Question

A glass flask of volume one liter at 0°C is filled level full of mercury at this temperature. The flask and mercury are now heated to 100°C. How much mercury will spill out, if the coefficient of volume expansion of mercury is $1.82\times {{10}^{-4}}$/°C and linear expansion of glass is $0.1\times {{10}^{-4}}$/°C, respectively?

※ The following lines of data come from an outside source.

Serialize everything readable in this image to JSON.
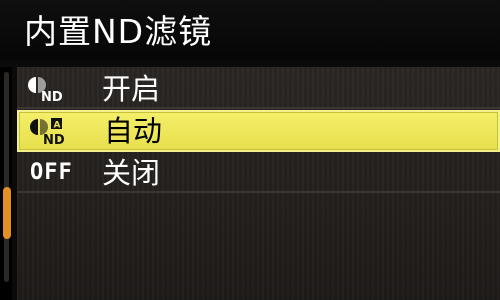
{
  "menu": {
    "title": "内置ND滤镜",
    "options": [
      {
        "label": "开启",
        "icon": "nd-filter-on-icon",
        "icon_text": "ND"
      },
      {
        "label": "自动",
        "icon": "nd-filter-auto-icon",
        "icon_text": "ND",
        "icon_badge": "A",
        "selected": true
      },
      {
        "label": "关闭",
        "icon_text": "OFF"
      }
    ]
  },
  "colors": {
    "highlight": "#ebe356",
    "scrollbar_thumb": "#e38f26",
    "background": "#0a0a0a"
  }
}
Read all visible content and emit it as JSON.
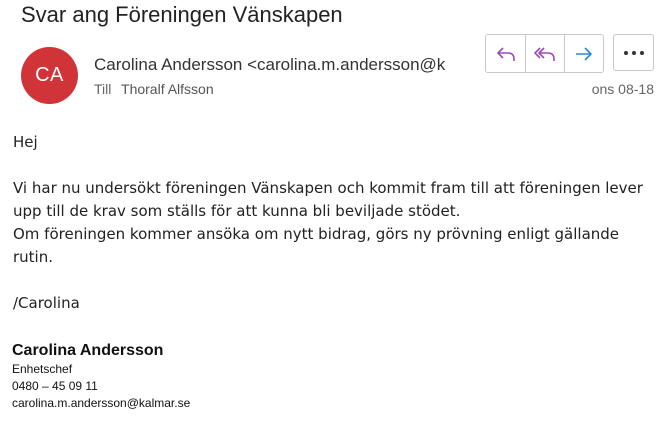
{
  "email": {
    "subject": "Svar ang Föreningen Vänskapen",
    "avatar_initials": "CA",
    "avatar_color": "#d13438",
    "sender": "Carolina Andersson <carolina.m.andersson@k",
    "to_label": "Till",
    "to_name": "Thoralf Alfsson",
    "date": "ons 08-18",
    "actions": {
      "reply_icon": "reply-icon",
      "reply_all_icon": "reply-all-icon",
      "forward_icon": "forward-icon",
      "more_icon": "more-options-icon"
    },
    "body": {
      "greeting": "Hej",
      "paragraph1_line1": "Vi har nu undersökt föreningen Vänskapen och kommit fram till att föreningen lever",
      "paragraph1_line2": "upp till de krav som ställs för att kunna bli beviljade stödet.",
      "paragraph1_line3": "Om föreningen kommer ansöka om nytt bidrag,  görs ny prövning enligt gällande",
      "paragraph1_line4": "rutin.",
      "closing": "/Carolina"
    },
    "signature": {
      "name": "Carolina Andersson",
      "title": "Enhetschef",
      "phone": "0480 – 45 09 11",
      "email": "carolina.m.andersson@kalmar.se"
    }
  }
}
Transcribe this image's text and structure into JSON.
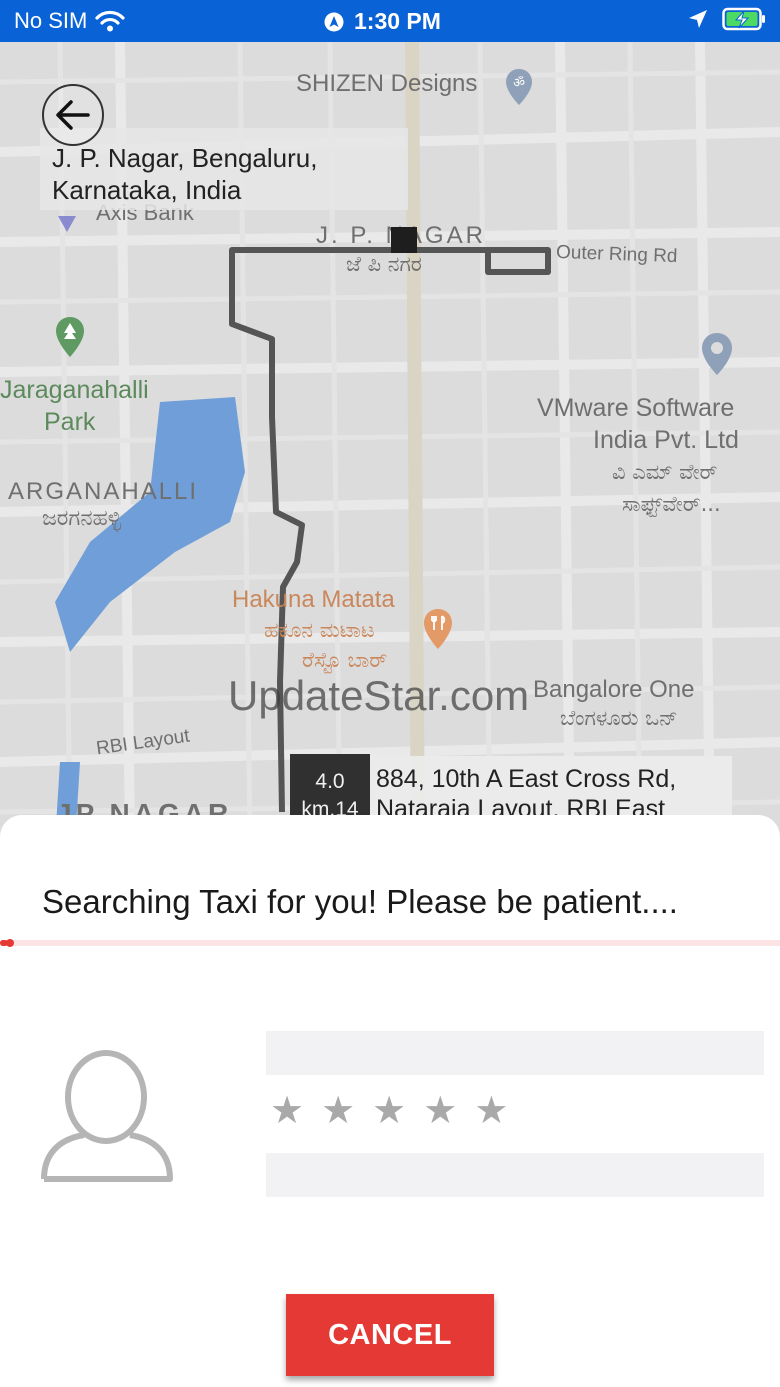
{
  "status_bar": {
    "carrier": "No SIM",
    "time": "1:30 PM"
  },
  "map": {
    "pickup_address_line1": "J. P. Nagar, Bengaluru,",
    "pickup_address_line2": "Karnataka, India",
    "labels": {
      "shizen": "SHIZEN Designs",
      "axis_bank": "Axis Bank",
      "jp_nagar": "J. P. NAGAR",
      "jp_nagar_kn": "ಜೆ ಪಿ ನಗರ",
      "outer_ring_rd": "Outer Ring Rd",
      "jaraganahalli_park_1": "Jaraganahalli",
      "jaraganahalli_park_2": "Park",
      "jarganahalli": "ARGANAHALLI",
      "jarganahalli_kn": "ಜರಗನಹಳ್ಳಿ",
      "vmware_1": "VMware Software",
      "vmware_2": "India Pvt. Ltd",
      "vmware_kn_1": "ವಿ ಎಮ್ ವೇರ್",
      "vmware_kn_2": "ಸಾಫ್ಟ್‌ವೇರ್...",
      "hakuna_1": "Hakuna Matata",
      "hakuna_kn_1": "ಹಕೂನ ಮಟಾಟ",
      "hakuna_kn_2": "ರೆಸ್ಟೊ ಬಾರ್",
      "bangalore_one": "Bangalore One",
      "bangalore_one_kn": "ಬೆಂಗಳೂರು ಒನ್",
      "rbi_layout": "RBI Layout",
      "jp_nagar_bottom": "JP NAGAR"
    },
    "eta_distance": "4.0",
    "eta_unit": "km.14",
    "origin_address_line1": "884, 10th A East Cross Rd,",
    "origin_address_line2": "Nataraja Layout, RBI East"
  },
  "watermark": "UpdateStar.com",
  "sheet": {
    "search_message": "Searching Taxi for you! Please be patient....",
    "progress_fraction": 0.01,
    "rating_stars": [
      "★",
      "★",
      "★",
      "★",
      "★"
    ],
    "cancel_label": "CANCEL"
  },
  "colors": {
    "status_bar": "#0a63d6",
    "accent": "#e53935",
    "map_bg": "#dcdcdc",
    "water": "#6f9ed8"
  },
  "icons": [
    "wifi-icon",
    "location-services-icon",
    "location-arrow-icon",
    "battery-charging-icon",
    "back-arrow-icon",
    "temple-pin-icon",
    "bank-pin-icon",
    "park-pin-icon",
    "place-pin-icon",
    "restaurant-pin-icon",
    "avatar-placeholder-icon",
    "star-icon"
  ]
}
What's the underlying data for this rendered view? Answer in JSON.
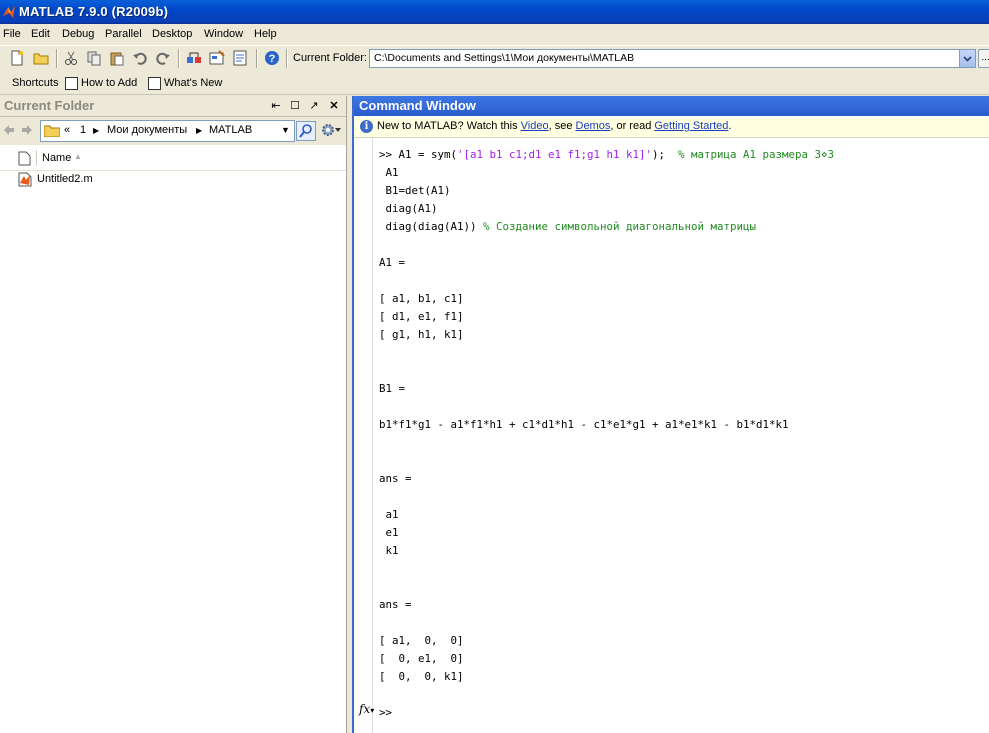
{
  "window": {
    "title": "MATLAB  7.9.0 (R2009b)"
  },
  "menu": [
    "File",
    "Edit",
    "Debug",
    "Parallel",
    "Desktop",
    "Window",
    "Help"
  ],
  "toolbar": {
    "current_folder_label": "Current Folder:",
    "current_folder_path": "C:\\Documents and Settings\\1\\Мои документы\\MATLAB",
    "browse_label": "..."
  },
  "shortcuts": {
    "label": "Shortcuts",
    "how_to_add": "How to Add",
    "whats_new": "What's New"
  },
  "current_folder": {
    "title": "Current Folder",
    "breadcrumb": [
      "«",
      "1",
      "Мои документы",
      "MATLAB"
    ],
    "column_name": "Name",
    "files": [
      {
        "name": "Untitled2.m"
      }
    ]
  },
  "command_window": {
    "title": "Command Window",
    "info": {
      "pre": "New to MATLAB? Watch this ",
      "link_video": "Video",
      "mid1": ", see ",
      "link_demos": "Demos",
      "mid2": ", or read ",
      "link_getting_started": "Getting Started",
      "post": "."
    },
    "lines": [
      [
        {
          "t": ">> A1 = sym("
        },
        {
          "t": "'[a1 b1 c1;d1 e1 f1;g1 h1 k1]'",
          "c": "str"
        },
        {
          "t": ");  "
        },
        {
          "t": "% матрица A1 размера 3⋄3",
          "c": "cmt"
        }
      ],
      [
        {
          "t": " A1"
        }
      ],
      [
        {
          "t": " B1=det(A1)"
        }
      ],
      [
        {
          "t": " diag(A1)"
        }
      ],
      [
        {
          "t": " diag(diag(A1)) "
        },
        {
          "t": "% Создание символьной диагональной матрицы",
          "c": "cmt"
        }
      ],
      [],
      [
        {
          "t": "A1 ="
        }
      ],
      [],
      [
        {
          "t": "[ a1, b1, c1]"
        }
      ],
      [
        {
          "t": "[ d1, e1, f1]"
        }
      ],
      [
        {
          "t": "[ g1, h1, k1]"
        }
      ],
      [],
      [],
      [
        {
          "t": "B1 ="
        }
      ],
      [],
      [
        {
          "t": "b1*f1*g1 - a1*f1*h1 + c1*d1*h1 - c1*e1*g1 + a1*e1*k1 - b1*d1*k1"
        }
      ],
      [],
      [],
      [
        {
          "t": "ans ="
        }
      ],
      [],
      [
        {
          "t": " a1"
        }
      ],
      [
        {
          "t": " e1"
        }
      ],
      [
        {
          "t": " k1"
        }
      ],
      [],
      [],
      [
        {
          "t": "ans ="
        }
      ],
      [],
      [
        {
          "t": "[ a1,  0,  0]"
        }
      ],
      [
        {
          "t": "[  0, e1,  0]"
        }
      ],
      [
        {
          "t": "[  0,  0, k1]"
        }
      ],
      [],
      [
        {
          "t": ">> "
        }
      ]
    ],
    "fx_label": "fx"
  }
}
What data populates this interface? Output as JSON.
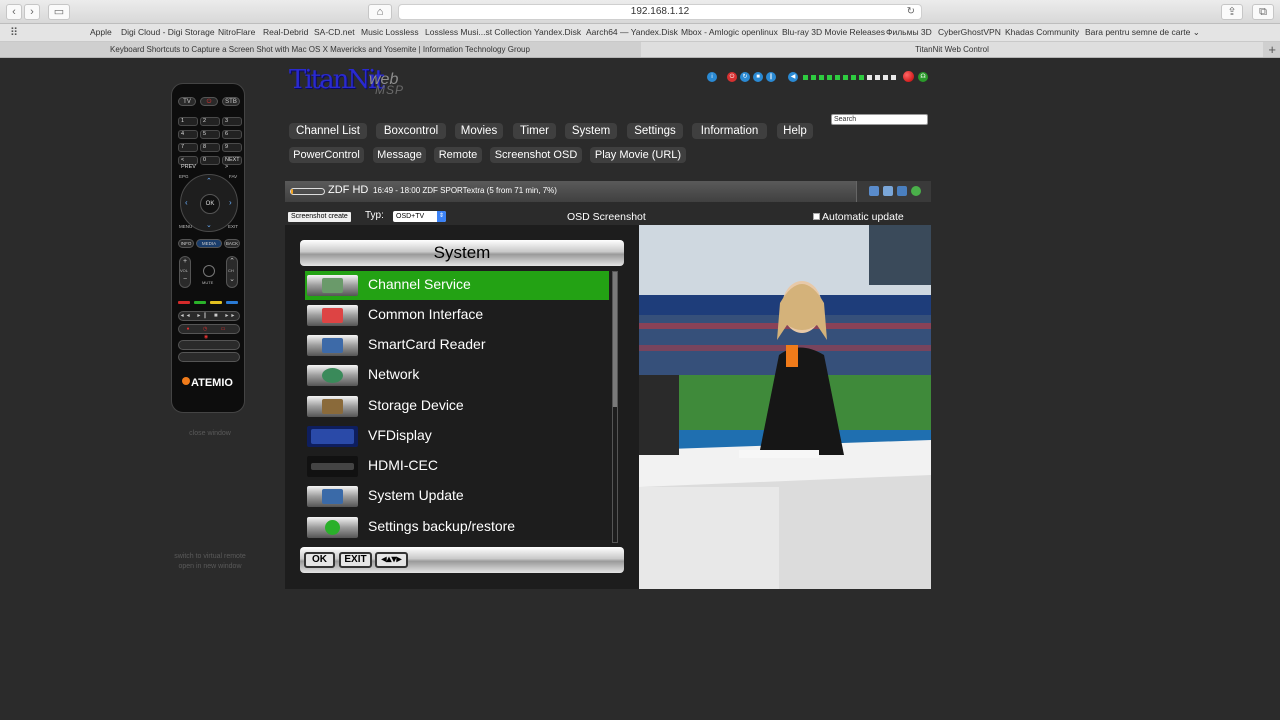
{
  "browser": {
    "url": "192.168.1.12",
    "bookmarks": [
      "Apple",
      "Digi Cloud - Digi Storage",
      "NitroFlare",
      "Real-Debrid",
      "SA-CD.net",
      "Music Lossless",
      "Lossless Musi...st Collection",
      "Yandex.Disk",
      "Aarch64 — Yandex.Disk",
      "Mbox - Amlogic openlinux",
      "Blu-ray 3D Movie Releases",
      "Фильмы 3D",
      "CyberGhostVPN",
      "Khadas Community",
      "Bara pentru semne de carte ⌄"
    ],
    "tabs": [
      {
        "title": "Keyboard Shortcuts to Capture a Screen Shot with Mac OS X Mavericks and Yosemite | Information Technology Group",
        "active": false
      },
      {
        "title": "TitanNit Web Control",
        "active": true
      }
    ]
  },
  "remote": {
    "tv_label": "TV",
    "stb_label": "STB",
    "numbers": [
      "1",
      "2",
      "3",
      "4",
      "5",
      "6",
      "7",
      "8",
      "9",
      "< PREV",
      "0",
      "NEXT >"
    ],
    "ok_label": "OK",
    "epg_label": "EPG",
    "fav_label": "FAV",
    "menu_label": "MENU",
    "exit_label": "EXIT",
    "info_label": "INFO",
    "media_label": "MEDIA",
    "back_label": "BACK",
    "mute_label": "MUTE",
    "vol_label": "VOL",
    "ch_label": "CH",
    "brand": "ATEMIO",
    "close_label": "close window",
    "switch_label_1": "switch to virtual remote",
    "switch_label_2": "open in new window"
  },
  "logo": {
    "main": "TitanNit",
    "sub1": "web",
    "sub2": "MSP"
  },
  "status": {
    "volume_level": 0.67
  },
  "search": {
    "placeholder": "Search"
  },
  "nav": {
    "row1": [
      "Channel List",
      "Boxcontrol",
      "Movies",
      "Timer",
      "System",
      "Settings",
      "Information",
      "Help"
    ],
    "row2": [
      "PowerControl",
      "Message",
      "Remote",
      "Screenshot OSD",
      "Play Movie (URL)"
    ]
  },
  "channel": {
    "name": "ZDF HD",
    "event": "16:49 - 18:00 ZDF SPORTextra (5 from 71 min, 7%)",
    "progress": 0.07
  },
  "screenshot": {
    "create_label": "Screenshot create",
    "typ_label": "Typ:",
    "typ_value": "OSD+TV",
    "title": "OSD Screenshot",
    "auto_update_label": "Automatic update"
  },
  "osd": {
    "title": "System",
    "items": [
      {
        "label": "Channel Service",
        "icon": "channel-service-icon",
        "selected": true
      },
      {
        "label": "Common Interface",
        "icon": "cam-icon"
      },
      {
        "label": "SmartCard Reader",
        "icon": "smartcard-icon"
      },
      {
        "label": "Network",
        "icon": "network-icon"
      },
      {
        "label": "Storage Device",
        "icon": "storage-icon"
      },
      {
        "label": "VFDisplay",
        "icon": "vfd-icon"
      },
      {
        "label": "HDMI-CEC",
        "icon": "hdmi-icon"
      },
      {
        "label": "System Update",
        "icon": "update-icon"
      },
      {
        "label": "Settings backup/restore",
        "icon": "backup-icon"
      }
    ],
    "footer": [
      "OK",
      "EXIT",
      "◂▴▾▸"
    ]
  },
  "colors": {
    "accent_green": "#23a214",
    "bg": "#2b2b2b",
    "nav_btn": "#3f3f3f"
  }
}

A. $2.48\times {{10}^{-2}}L$
B. $1.52\times {{10}^{-2}}L$
C. $1.53\times {{10}^{4}}L$
D. $1.52\times {{10}^{-4}}L$

Answer 1

Hint: Consider the volume expansion of mercury and glass flask separately. Also take the increment of radius into consideration. Volume varies with the third power of length. As a result, the volume expansion coefficient is thrice the value of length expansion coefficient.

Formula used:
Volume of the flask is given by,
$V=\pi {{r}^{2}}l$……………………….(1)
Where, r is the radius of the flask
And l is the height of the flask.
Volume expansion due to temperature is,
$\Delta V=V\gamma (\Delta \theta )$……………………(2)

Where,
$V$ is the initial volume.
$\gamma $ is the volume expansion coefficient
 $\Delta \theta $ is the change in temperature

Complete step by step answer:
We will approach the problem by considering the volume expansion of mercury and glass flask separately.
First, Equation (2) gives us the change in volume of the mercury,
$\Delta {{V}_{1}}=(1L)(1.82\times {{10}^{-4}})(100-0)$
$\Rightarrow \Delta {{V}_{1}}=1.82\times {{10}^{-2}}$
So, the volume of the mercury will increase by,
$1.82\times {{10}^{-2}}$L
Now, the volume of the flask depends on the radius and the height of the flask. As the linear expansion coefficient is extremely small with respect to the size of the flask, we can make the following approximation,
$\Delta {{V}_{2}}\approx V(3\alpha )(\Delta \theta )$


Where,
V is the volume of the flask
$\alpha $ is the linear expansion coefficient
$\Delta \theta $ is the change in temperature.
The factor of 3 comes because volume varies with the third power of length.
So, the change of volume of the flask is,
$\Delta {{V}_{2}}\approx V(3\alpha )(\Delta \theta )$
$=(1L)(3\times 0.1\times {{10}^{-4}})(100-0)$
$=0.3\times {{10}^{-2}}$
Hence, the mercury spilled in the process,
$\Delta {{V}_{1}}-\Delta {{V}_{2}}$
$=1.82\times {{10}^{-2}}-0.3\times {{10}^{-2}}$
$=1.52\times {{10}^{-2}}$

So, the correct answer is (B).

Note: You can determine the true dependency by using differentiation. It will give a more accurate answer. However, the values are so small that there won’t be much of a difference. You need to find the volume expansions separately. You should not incorporate both of them at the same time for the sake of simplicity.